Bayesian classifier and linear regression on dummy variables

25 Views Asked by At

EDIT: I am finally not so sure about one thing: they say regression but not linear regression. I may have misunderstood the whole paragraph.

In the book Elements of Statistical Learning, (Hastie-Tibshirani-Friedman), on page 22, just before paragraph 2.5, they say that for the task of classification, the so-called method Bayes classifier and the classification by largest fitted value of linear regression on dummy variables give the same result. Can you tell me what is the precise statement and where to find a proof?

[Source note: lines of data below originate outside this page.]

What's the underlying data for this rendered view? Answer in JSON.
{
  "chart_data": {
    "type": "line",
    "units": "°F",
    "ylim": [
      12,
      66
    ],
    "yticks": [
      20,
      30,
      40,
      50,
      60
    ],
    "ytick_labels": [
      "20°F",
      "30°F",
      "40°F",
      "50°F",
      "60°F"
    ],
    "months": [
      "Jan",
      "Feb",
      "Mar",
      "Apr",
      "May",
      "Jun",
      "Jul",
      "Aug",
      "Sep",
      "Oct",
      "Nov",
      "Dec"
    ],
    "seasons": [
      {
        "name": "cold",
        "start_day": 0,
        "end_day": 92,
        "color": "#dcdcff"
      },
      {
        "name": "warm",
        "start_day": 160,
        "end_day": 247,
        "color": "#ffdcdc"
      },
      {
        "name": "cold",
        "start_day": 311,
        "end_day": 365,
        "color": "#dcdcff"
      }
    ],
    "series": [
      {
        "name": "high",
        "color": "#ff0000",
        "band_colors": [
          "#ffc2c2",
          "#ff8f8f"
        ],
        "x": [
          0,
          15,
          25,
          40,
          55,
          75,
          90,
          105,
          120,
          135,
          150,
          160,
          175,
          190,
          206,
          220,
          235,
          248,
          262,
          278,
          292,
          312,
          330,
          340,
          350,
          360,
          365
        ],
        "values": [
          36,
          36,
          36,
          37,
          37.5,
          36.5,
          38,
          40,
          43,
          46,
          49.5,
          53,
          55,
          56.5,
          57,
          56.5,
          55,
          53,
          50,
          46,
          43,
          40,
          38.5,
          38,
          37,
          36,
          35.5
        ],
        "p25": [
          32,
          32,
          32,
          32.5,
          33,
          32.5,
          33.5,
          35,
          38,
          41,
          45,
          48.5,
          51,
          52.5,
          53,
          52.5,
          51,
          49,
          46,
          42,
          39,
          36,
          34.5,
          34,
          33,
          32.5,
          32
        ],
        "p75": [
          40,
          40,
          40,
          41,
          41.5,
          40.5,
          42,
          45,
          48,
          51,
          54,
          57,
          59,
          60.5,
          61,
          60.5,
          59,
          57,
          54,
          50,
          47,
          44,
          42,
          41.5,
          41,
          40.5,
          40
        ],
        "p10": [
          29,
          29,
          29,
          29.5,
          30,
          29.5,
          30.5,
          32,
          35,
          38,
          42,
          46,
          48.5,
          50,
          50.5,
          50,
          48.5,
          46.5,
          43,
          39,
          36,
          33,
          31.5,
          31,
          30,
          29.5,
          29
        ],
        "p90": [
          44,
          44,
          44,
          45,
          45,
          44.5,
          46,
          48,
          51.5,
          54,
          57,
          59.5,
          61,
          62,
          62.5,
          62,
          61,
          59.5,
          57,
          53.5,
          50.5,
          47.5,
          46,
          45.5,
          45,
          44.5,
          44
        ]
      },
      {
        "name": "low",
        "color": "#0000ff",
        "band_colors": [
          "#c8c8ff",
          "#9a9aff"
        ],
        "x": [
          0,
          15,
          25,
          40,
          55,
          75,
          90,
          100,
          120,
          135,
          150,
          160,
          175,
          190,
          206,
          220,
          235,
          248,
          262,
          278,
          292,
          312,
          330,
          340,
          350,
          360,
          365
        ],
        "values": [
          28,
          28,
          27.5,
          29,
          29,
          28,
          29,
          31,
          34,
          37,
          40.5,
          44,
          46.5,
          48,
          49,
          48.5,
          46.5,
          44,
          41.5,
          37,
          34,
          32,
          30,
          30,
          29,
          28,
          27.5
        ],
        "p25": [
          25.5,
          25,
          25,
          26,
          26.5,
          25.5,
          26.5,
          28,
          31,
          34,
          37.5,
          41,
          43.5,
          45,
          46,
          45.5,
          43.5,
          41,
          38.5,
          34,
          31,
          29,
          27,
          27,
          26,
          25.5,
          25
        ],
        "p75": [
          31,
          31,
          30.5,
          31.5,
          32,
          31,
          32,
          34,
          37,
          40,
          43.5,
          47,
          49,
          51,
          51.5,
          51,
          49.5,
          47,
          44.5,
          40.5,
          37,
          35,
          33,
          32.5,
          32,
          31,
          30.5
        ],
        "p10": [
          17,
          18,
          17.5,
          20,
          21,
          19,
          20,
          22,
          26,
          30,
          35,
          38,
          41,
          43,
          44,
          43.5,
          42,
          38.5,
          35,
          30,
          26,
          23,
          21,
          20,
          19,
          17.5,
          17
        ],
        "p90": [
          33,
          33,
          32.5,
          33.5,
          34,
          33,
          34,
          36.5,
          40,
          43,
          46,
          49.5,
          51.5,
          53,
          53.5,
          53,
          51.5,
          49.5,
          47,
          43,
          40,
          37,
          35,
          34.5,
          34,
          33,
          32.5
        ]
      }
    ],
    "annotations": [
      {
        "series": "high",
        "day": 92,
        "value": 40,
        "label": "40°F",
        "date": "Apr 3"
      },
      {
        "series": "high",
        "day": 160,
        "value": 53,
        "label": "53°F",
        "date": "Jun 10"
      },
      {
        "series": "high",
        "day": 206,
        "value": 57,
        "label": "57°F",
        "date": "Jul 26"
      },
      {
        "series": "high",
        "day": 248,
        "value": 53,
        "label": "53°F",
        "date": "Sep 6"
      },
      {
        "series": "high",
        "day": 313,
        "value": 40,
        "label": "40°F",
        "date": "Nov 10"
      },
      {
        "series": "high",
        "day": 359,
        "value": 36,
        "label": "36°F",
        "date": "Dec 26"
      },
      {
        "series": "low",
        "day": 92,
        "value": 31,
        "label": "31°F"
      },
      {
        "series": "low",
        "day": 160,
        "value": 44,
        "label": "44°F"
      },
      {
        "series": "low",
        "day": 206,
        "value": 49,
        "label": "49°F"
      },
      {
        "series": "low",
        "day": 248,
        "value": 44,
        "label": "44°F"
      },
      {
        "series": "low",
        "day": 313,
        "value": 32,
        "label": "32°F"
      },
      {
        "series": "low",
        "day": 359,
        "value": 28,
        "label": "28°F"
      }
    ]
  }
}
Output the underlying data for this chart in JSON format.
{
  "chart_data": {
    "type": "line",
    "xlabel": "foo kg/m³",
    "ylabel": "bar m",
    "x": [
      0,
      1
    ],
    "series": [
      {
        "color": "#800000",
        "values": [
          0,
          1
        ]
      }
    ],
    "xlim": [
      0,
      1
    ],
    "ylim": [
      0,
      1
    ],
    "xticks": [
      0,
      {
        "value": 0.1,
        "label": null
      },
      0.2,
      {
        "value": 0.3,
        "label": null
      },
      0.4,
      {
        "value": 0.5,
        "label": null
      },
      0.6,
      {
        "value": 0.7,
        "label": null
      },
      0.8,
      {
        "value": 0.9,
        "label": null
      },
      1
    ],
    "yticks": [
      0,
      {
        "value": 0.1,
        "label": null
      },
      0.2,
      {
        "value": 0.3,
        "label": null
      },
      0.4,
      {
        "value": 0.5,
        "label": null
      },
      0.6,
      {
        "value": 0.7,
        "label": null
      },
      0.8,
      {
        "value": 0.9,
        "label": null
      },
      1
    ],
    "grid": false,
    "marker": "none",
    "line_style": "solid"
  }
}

Let me give you a few details on the context, in order to make the question almost self-contained and to make sure I'm understanding the text correctly.

Let $p$ be an integer, $\mathcal{G}$ be a finite set, and $\mu$ be a probability measure on $\mathbb{R}^p \times \mathcal{G}$ that, for simplicity, we assume to be finitely-supported. Let $A$ be the image of the support of $\mu$ by the first coordinate map.

The Bayes classifier method is a map $\hat{G} : \mathbb{R}^p \rightarrow \mathcal{G}$ such that for all $x \in A$, $\hat{G}(x) \in argmax (g \mapsto \mu(\{x,g\}))$.

A classification by largest fitted value of the linear regression on dummy variables is defined in a slightly more difficult way: we consider a linear map $\hat{\beta} : \mathbb{R}^{p+1} \rightarrow \mathbb{R}^{\mathcal{G}}$ which is a minimizer of the functional $\beta \mapsto EPE(\beta) := \int_{\mathbb{R}^p \times \mathbb{R}^{\mathbb{G}}} \sum_{g' \in \mathcal{G}}\left(\textbf{1}_{g' = g} - \beta(x,1)(g)\right)^2 d\mu(x,g)$ and we consider a map $\hat{G}$ such that for all $x \in A$, $\hat{G}(x) \in argmax (g \mapsto \hat{\beta}(x,1)(g))$.

Is it true that (apart from possible non-uniqueness of the two $argmax$ and of the $argmin$ of $EPE$) that the two $\hat{G}$ are equal? Is it true that for all $g \in \mathcal{G}$, and all $x \in A$, $\mu(\{x,g\}) = \hat{\beta}(x,1)(g)$?